Pinterest's Next Step In Fixing Discovery On The Web

The $5 billion startup is revamping its applications to allow users to follow "interests." The company says it's somewhere between categories and Pinboards.

After investors spent the better part of a half-decade salivating over Pinterest's unique proposition of making it easier to discover content on the Web, the company has released two major updates that do just that in the past six months.

The second of those updates comes today in the form of a new way of discovering pins — pieces of content on Pinterest — by following what the company is calling "Interests." Whenever a Pinterest user follows a new interest, pins that fit that interest will now appear in the home feed of both the web and mobile versions of the application.

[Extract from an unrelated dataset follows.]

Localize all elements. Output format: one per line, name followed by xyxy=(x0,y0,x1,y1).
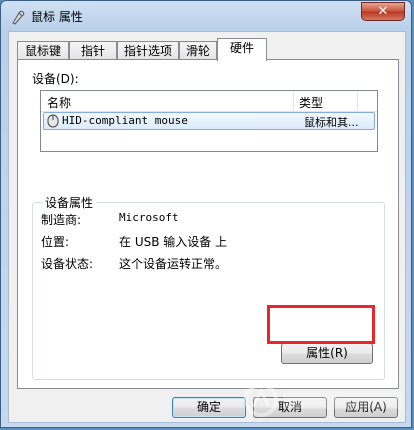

Interests can become incredibly specific. For example, instead of simply following the "cars and automobiles category" that Pinterest already had, a user can now specifically follow Ford cars, or even more specifically a year and model of that car. Users can follow and unfollow new interests much in the same way that they are able to drill down into newer and more specific search options.

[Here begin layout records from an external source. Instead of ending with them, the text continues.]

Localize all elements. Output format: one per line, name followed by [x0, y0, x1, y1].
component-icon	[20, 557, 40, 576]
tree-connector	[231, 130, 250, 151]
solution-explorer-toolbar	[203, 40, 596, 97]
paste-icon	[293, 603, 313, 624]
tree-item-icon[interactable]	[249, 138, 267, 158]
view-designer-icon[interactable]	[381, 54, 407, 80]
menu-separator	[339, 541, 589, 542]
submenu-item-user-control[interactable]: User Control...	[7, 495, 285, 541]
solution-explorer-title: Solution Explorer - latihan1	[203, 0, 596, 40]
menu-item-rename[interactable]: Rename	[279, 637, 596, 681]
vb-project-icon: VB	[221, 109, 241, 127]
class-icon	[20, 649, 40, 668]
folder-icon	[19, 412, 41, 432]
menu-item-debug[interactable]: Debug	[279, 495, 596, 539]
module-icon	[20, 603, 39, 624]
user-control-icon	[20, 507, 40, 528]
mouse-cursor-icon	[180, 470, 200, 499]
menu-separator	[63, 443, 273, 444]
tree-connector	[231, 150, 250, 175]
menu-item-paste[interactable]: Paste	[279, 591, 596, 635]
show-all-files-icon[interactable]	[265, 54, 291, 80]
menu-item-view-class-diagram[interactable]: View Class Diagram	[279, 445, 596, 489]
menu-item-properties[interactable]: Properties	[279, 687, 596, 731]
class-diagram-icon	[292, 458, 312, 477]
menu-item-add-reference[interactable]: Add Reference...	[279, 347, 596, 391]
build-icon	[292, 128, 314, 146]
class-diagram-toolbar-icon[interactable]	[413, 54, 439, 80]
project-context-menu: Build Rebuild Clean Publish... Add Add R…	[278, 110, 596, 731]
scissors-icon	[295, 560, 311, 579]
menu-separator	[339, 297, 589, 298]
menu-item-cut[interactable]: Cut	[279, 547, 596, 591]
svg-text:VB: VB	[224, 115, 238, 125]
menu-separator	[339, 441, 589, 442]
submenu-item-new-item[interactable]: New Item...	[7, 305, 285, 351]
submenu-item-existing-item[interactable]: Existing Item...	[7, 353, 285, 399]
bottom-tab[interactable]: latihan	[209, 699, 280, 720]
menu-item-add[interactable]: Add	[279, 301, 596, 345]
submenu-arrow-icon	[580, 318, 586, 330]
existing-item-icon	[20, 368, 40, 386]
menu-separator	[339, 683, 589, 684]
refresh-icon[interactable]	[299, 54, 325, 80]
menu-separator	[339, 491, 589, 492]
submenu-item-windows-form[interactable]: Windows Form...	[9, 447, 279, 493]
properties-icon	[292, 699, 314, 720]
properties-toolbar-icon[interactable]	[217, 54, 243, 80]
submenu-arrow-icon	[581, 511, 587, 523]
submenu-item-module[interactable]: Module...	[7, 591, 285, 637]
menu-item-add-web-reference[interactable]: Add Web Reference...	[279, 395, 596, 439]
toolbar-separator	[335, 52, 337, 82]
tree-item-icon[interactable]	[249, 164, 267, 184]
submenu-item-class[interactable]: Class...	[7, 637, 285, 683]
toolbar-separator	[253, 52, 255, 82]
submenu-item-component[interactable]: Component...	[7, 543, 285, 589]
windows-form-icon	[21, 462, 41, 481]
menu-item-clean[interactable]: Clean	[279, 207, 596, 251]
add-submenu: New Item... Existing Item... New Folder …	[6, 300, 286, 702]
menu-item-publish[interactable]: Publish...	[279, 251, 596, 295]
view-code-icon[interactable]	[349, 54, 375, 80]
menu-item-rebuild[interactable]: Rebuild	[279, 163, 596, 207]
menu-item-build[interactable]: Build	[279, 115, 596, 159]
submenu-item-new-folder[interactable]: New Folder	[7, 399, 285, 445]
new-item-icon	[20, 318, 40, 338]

"What occurred to us the last couple months, the category use case is pretty broad," Pinterest head of product management Tim Kendall said in an interview with BuzzFeed. "Boards are actually pretty granular. Because of the way boards are used, people create them and they might sit there for a while, and they're not an ongoing, persistent feed of content. We wanted to create something a little in between. Something that's not as granular as a board, and something that would populate with new content [on a regular basis]."

Pinterest's new interests component comes a few months after the company launched Guided Search, its own more visual take on a search engine that feels more like a flow chart than traditional search engines like Google. Instead of doing a series of searches based around keywords, Guided Search will offer related or more specific searches based on Pinterest's data. For example, when searching for shoes, Guided Search displays several tokens that are related to shoes — such as Nikes, sandals, or a specific kind of boot — based on what other users looked at in connection with that original search.

Since Guided Search launched earlier this year, searches across its Web and mobile products have also increased by 20%, the company said.

When new users sign up for Pinterest, they will also be asked to select a few interests right from the start. When Pinterest first launched, early adopters of the service very quickly jumped to the "collecting" phase of the service — meaning they were creating Pins and Pinboards. That has changed as the service has become more mainstream over time, Kendall said, with users spending more time searching for interesting Pins before creating Pins of their own.

"What we're seeing is, a lot of users are going through a longer discovery window before they move on to collect," Kendall said. "People are learning about the services as a way to discover new things. They're compelled by Guided Search, by this new product."

Any improvement in Pinterest's ability to surface interesting content to users — or products — that the users didn't know they were interested in can also improve its ability to make money. Pinterest raised $200 million in a financing round that valued the company at $5 billion in May this year, as it enters arguably one of the most risky parts of a startup's life cycle: beginning to monetize its users. In Pinterest's case, that means launching new advertising products like Promoted Pins, which it began testing in May.

As the amount of content on the web continues to grow at an incredible rate, services that surface the right pieces of content to the right people are growing increasingly valuable. Pinterest is widely considered in the investor community to have the best crack at helping users discover things — whether it's video, products, or even locations — on the web. That has natural commerce applications too, if advertisers are able to place certain products in front of the right people at the right time. For example, a pin for a Darth Vader outfit from a costume shop might be promoted in a search for "halloween," according to the company.

"Discovery's a hard problem, if you think about it offline there are two analogies," he said. "There's window shopping and the magazines on my bedside table. To create the digital version of that magazine stack is hard, to make it that rich and compelling. Part of the reason I joined the company was I thought discovery was hard and we had the opportunity to do for discovery what Google did for search."